I like this woman and immediately adopted TOUGH DARTS as my newest favorite way of saying: oh well, get over yourself, whatever.  It’s an old-fashioned version of “too bad, so sad” which is another one of my favorite sayings.

Anyhow, here’s the story.

On Saturday the sky was gloriously clear and I decided that we needed to go to a popular county park on the other side of nowhere from us.  We hadn’t been there in years and I remembered it as being a lovely tranquil place to walk while enjoying ducks on the lake.

And who doesn’t like watching some ducks do ducky things while you’re outside for a healthful walk?

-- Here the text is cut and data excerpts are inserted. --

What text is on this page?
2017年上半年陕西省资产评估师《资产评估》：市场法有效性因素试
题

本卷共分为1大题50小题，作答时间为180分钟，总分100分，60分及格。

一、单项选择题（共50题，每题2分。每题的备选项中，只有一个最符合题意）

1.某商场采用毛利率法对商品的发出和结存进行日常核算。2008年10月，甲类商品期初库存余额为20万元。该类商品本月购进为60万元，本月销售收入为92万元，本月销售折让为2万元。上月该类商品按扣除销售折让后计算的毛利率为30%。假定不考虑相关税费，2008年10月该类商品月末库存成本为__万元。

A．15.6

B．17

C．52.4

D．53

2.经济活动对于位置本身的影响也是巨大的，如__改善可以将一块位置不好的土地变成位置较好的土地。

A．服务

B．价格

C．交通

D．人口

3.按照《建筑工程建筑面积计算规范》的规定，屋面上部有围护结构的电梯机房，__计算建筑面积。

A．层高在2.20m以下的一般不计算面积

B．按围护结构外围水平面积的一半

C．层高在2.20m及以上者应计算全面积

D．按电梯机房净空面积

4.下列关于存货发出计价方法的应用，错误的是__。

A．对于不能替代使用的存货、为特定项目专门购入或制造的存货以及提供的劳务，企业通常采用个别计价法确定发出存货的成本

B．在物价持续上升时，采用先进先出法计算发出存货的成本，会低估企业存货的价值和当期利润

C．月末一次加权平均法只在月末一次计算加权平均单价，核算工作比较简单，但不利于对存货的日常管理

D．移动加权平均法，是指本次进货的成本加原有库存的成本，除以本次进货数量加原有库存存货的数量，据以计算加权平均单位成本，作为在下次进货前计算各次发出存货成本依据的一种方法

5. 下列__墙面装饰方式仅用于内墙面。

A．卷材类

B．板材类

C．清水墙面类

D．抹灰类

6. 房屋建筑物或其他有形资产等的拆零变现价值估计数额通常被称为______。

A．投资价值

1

Well, we found the park, but as we drove into the parking lot we were surprised by how few cars were around.  Beautiful day… warmer temps… Saturday afternoon… THIS DIDN’T MAKE SENSE.  Where were the people?

Come to find out after our Polar Vortex week the temperatures had gotten warm enough to create flash flooding that had left much of this park submerged under water.  When we set out on this adventure I didn’t know that, however once we got to the park we could see that the paths had debris on them or were muddy as heck or were still under water.

Thus our walk could not be.

But I had my camera with us so I took a bunch of random photographs of what I saw around me.  The following seven photos show you, my gentle readers, the ducky walk that wasn’t. 🤨

~ ~ • ~ ~

Gorgeous blue winter sky behind sign indicating play area.

~ • ~

An ark a la Noah, now muddy thanks to flash flooding in the play area. Oh the irony!

~ • ~

Debris on this walking path for as far as the eye could see.

~ • ~

Park bench, still muddy, having been submerged under flash flood water.

~ • ~

Canoe & kayak launching area still under water. Green square is top of a trash can.

~ • ~

Beginning of muddy path not taken, much muddier up around the curve.

~ • ~

Two ducks that initially appeared to be in the middle of the lake who were sitting on top of the back of a park bench, normally by the side of the lake, now submerged under water because of flash flooding.